ODU has NOT spent one thin dime on that project. They ONLY donated the land for the thing to run on, they did NOT pay for the construction of the rails, platforms, or anything else. It was ALL paid for by the firm who was trying to make the thing so they could sell one for use from Hampton Roads to Richmond. The engineering dept at ODU volunteered to work on it as a reasearch project when the company failed, which is perfectly within their rights to do so. Do your homework before posting this stuff people.

For more information

The MAGLEVs in China and Japan were extremely expensive to build ($1.2 Billion, $82 Billion respectively) it is designed with a "smart track" and "stupid train” meaning that all the brains that control the movement of the train are actually contained in each piece of track. The project at ODU is attempting to cut that cost dramatically by creating a Smart Train and a stupid track, the control processes would be contained on each train and the track would be normal track. That is the difference between the two projects. ODU's track is believed to cost approximately $14M a Mile unlike the 39.67M a mile that China wants to spend or the 125M a mile that Japan spent. So you can complain about the money being spent now but when the project works and it is affordable because of this money most will be singing a different tune. Just to also consider the cost an 8 lane highway cost about $50M per mile to construct.

In the Name of Progress

This announcement is a great, forward looking vision that will hopefully lead to a cost efficient form of mass transportation. We have made very limited progress concening this low cost form of maglev train technology. Let us continue on, engage in further exploration, as well as progress, and deliver a viable form of transportation that will benefit all those who week it out. Thanks for the money Mr. Federal Government.

Backwards as Usual

I suspect there will lots of complaining about the cost of such a project as the day goes on as more retirees/jobless/redneck/government distrusters wake up and read the Pilot. To head that off I say - if it was up to you people we would still be taking a horse and buggy to work.

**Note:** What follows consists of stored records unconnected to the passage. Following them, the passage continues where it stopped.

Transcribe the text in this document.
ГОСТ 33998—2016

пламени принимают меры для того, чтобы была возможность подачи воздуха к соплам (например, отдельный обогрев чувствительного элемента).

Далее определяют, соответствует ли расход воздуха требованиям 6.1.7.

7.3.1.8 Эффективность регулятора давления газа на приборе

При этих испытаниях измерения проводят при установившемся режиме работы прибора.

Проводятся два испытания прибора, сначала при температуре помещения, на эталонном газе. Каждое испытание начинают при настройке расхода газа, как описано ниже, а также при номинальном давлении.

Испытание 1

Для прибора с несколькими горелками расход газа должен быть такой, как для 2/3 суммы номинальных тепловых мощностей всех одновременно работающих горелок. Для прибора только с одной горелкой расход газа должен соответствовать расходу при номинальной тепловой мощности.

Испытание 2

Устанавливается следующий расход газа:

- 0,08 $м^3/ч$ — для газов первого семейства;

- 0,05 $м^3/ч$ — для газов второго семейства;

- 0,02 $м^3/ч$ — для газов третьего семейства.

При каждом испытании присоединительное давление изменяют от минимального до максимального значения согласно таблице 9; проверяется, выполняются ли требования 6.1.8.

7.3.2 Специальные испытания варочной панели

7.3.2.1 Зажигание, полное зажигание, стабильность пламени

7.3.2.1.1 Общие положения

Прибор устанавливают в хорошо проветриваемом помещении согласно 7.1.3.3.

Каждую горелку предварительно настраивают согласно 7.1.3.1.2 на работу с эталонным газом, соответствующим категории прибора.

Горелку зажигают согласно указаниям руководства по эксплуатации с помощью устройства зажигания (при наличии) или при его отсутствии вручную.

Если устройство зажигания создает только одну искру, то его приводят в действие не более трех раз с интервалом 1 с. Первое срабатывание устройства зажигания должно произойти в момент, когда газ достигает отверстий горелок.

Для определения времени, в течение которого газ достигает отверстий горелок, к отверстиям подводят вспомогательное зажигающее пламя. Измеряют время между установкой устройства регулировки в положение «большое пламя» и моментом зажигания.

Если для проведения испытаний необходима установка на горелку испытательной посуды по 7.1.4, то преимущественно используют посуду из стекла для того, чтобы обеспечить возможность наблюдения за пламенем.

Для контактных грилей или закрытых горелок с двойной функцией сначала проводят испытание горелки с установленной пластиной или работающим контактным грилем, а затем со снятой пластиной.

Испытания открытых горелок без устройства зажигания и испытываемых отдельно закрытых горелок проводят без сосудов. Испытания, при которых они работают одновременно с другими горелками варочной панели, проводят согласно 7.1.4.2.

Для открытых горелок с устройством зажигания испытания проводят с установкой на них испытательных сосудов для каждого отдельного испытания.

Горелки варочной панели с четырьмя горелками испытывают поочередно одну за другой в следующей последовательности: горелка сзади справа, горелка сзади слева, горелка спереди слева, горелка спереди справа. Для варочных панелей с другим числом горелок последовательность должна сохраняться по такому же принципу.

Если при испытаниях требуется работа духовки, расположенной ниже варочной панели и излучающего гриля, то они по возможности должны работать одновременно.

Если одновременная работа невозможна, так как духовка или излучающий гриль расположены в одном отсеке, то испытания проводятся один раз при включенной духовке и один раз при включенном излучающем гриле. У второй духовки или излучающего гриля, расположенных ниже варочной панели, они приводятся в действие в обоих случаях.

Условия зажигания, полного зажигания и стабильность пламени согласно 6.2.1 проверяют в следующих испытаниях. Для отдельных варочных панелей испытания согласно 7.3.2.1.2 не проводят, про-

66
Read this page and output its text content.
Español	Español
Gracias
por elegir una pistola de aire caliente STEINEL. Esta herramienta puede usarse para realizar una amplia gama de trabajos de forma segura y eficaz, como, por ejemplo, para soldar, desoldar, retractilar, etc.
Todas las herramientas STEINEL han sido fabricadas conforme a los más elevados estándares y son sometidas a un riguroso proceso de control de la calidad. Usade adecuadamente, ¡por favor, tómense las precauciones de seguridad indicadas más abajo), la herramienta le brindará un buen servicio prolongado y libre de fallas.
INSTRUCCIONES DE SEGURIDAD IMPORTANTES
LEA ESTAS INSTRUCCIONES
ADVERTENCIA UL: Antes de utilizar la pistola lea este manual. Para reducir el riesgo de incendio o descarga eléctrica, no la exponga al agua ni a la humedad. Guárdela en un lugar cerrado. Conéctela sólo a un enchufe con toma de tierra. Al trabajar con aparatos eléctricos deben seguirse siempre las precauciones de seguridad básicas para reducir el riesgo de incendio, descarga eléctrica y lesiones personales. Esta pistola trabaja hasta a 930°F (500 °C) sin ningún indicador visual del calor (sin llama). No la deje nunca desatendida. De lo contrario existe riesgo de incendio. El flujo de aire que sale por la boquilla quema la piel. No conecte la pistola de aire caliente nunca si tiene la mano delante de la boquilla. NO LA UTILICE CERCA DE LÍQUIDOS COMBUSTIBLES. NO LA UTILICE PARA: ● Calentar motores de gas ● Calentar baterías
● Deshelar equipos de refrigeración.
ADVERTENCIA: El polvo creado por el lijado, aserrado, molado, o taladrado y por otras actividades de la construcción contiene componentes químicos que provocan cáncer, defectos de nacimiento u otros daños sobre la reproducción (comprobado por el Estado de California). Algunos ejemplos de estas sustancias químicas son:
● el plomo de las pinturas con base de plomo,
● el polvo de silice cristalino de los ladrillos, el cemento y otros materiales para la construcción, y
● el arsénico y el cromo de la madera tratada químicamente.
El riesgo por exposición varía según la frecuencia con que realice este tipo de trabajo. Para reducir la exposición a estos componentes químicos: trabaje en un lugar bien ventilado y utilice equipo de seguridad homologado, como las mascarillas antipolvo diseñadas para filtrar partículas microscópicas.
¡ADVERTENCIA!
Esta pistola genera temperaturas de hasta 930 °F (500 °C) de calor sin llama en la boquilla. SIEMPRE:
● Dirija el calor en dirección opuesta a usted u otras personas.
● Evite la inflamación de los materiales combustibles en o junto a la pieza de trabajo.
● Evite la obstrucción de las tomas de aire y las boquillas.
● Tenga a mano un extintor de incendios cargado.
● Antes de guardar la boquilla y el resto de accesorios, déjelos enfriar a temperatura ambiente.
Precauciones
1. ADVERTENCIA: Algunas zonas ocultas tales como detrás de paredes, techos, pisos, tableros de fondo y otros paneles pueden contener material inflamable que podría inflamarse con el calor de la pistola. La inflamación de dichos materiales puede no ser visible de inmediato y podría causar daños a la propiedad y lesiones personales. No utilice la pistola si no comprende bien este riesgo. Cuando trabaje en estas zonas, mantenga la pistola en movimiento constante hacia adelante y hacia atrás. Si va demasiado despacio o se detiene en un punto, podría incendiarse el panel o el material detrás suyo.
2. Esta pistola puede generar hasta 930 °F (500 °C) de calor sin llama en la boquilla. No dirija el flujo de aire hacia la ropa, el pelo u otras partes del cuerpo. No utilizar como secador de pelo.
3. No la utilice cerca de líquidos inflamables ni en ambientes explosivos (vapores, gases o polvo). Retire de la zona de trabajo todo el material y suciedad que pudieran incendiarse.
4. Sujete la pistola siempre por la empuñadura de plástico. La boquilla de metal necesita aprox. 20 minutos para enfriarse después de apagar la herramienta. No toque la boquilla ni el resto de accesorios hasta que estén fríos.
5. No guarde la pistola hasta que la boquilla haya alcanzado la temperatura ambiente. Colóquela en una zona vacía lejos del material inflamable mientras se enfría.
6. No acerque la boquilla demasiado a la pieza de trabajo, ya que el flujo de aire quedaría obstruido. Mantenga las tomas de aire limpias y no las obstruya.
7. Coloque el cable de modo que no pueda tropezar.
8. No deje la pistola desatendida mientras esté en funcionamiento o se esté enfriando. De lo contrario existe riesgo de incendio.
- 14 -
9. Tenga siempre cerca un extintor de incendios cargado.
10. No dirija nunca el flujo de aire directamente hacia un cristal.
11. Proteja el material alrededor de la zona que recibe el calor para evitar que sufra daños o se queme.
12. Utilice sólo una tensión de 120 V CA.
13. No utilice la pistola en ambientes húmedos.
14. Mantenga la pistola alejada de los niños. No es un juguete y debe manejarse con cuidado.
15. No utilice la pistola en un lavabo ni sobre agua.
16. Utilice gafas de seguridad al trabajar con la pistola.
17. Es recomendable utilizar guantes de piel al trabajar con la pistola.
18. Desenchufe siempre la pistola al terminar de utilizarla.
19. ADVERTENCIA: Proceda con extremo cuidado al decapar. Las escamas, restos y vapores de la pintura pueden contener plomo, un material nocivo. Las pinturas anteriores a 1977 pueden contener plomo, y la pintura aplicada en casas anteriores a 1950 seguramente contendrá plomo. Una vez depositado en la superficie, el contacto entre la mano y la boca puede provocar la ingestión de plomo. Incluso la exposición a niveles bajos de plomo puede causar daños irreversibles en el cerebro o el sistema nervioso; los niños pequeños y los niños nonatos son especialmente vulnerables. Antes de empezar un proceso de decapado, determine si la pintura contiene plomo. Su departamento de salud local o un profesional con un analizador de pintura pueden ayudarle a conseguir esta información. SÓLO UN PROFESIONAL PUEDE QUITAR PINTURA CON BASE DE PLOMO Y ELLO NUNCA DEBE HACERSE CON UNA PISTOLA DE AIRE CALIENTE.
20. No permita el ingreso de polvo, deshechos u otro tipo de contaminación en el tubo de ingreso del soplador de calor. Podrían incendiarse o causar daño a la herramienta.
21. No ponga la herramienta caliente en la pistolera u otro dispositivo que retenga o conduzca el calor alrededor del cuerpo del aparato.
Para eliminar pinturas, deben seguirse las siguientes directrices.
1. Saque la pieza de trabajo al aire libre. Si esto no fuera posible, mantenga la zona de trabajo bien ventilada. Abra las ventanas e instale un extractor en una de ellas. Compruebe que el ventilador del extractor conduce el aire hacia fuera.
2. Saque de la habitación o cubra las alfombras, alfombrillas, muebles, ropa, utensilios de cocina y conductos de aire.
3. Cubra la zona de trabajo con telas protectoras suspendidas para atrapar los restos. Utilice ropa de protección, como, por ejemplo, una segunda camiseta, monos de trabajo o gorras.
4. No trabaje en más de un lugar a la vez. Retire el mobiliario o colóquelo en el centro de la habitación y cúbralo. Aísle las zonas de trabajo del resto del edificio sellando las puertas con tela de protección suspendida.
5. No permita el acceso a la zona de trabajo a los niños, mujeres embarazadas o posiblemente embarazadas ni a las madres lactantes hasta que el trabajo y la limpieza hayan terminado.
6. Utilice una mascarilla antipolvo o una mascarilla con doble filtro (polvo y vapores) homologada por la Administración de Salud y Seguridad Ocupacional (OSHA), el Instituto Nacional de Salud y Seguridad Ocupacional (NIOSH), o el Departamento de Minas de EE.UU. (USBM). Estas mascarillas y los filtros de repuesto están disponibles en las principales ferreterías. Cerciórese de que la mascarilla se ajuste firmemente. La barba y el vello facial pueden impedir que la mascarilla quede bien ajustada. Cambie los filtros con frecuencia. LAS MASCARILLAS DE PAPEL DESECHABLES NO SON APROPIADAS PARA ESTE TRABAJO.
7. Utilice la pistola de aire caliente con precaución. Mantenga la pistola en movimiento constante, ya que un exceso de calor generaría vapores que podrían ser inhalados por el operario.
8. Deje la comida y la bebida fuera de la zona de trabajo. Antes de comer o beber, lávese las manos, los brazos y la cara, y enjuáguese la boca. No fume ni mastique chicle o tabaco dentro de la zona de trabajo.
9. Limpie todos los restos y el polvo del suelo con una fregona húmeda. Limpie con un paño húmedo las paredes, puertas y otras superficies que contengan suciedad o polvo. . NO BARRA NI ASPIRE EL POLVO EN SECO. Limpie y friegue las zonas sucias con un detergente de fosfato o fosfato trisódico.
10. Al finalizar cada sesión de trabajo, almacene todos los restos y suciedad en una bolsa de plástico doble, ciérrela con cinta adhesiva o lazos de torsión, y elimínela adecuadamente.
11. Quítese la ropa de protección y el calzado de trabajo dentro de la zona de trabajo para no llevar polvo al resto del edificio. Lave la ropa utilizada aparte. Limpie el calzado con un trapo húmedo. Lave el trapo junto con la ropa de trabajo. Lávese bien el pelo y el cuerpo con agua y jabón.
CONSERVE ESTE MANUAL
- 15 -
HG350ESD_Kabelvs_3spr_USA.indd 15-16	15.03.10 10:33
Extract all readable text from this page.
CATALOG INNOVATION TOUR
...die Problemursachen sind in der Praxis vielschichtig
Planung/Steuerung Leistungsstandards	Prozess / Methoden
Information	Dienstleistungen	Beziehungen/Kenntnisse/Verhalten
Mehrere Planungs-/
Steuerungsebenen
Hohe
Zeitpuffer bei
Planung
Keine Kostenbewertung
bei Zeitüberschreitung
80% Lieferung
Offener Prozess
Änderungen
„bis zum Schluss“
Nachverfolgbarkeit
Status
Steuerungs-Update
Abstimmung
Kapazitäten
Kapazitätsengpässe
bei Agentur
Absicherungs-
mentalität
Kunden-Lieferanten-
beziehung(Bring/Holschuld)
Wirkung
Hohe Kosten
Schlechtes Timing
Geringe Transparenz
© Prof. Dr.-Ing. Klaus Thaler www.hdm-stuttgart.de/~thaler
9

Poco, I believe you comment here solely to agitate. Troll, I say. Btw, your cat comment was insipid.

What a Waste!

ODU wasted millions of tax dollars of the first failure, now the feds are passign them another $6 million of my tax dollars? What is the idiots name that proposed that earmark in the budget? He needs to be voted out.

Correction!

Currently:
"ODU and MagneMotion Inc. will jump-start their efforts with a three-year, $6.3 million grant from the federal Urban Maglev Program."

Should be:
"ODU and MagneMotion Inc. will jump-start their efforts with a three-year, $6.3 million grant from the Stupid, Complacent Taxpayers of the United States Program".

Wake up Amuhrica!

???

Aren't their other countries (like Japan) who have working maglev trains already? Why are we funding research when the research is already well on its way? Sounds like an expensive pet project so the boys can say "We have one too!". What a waste.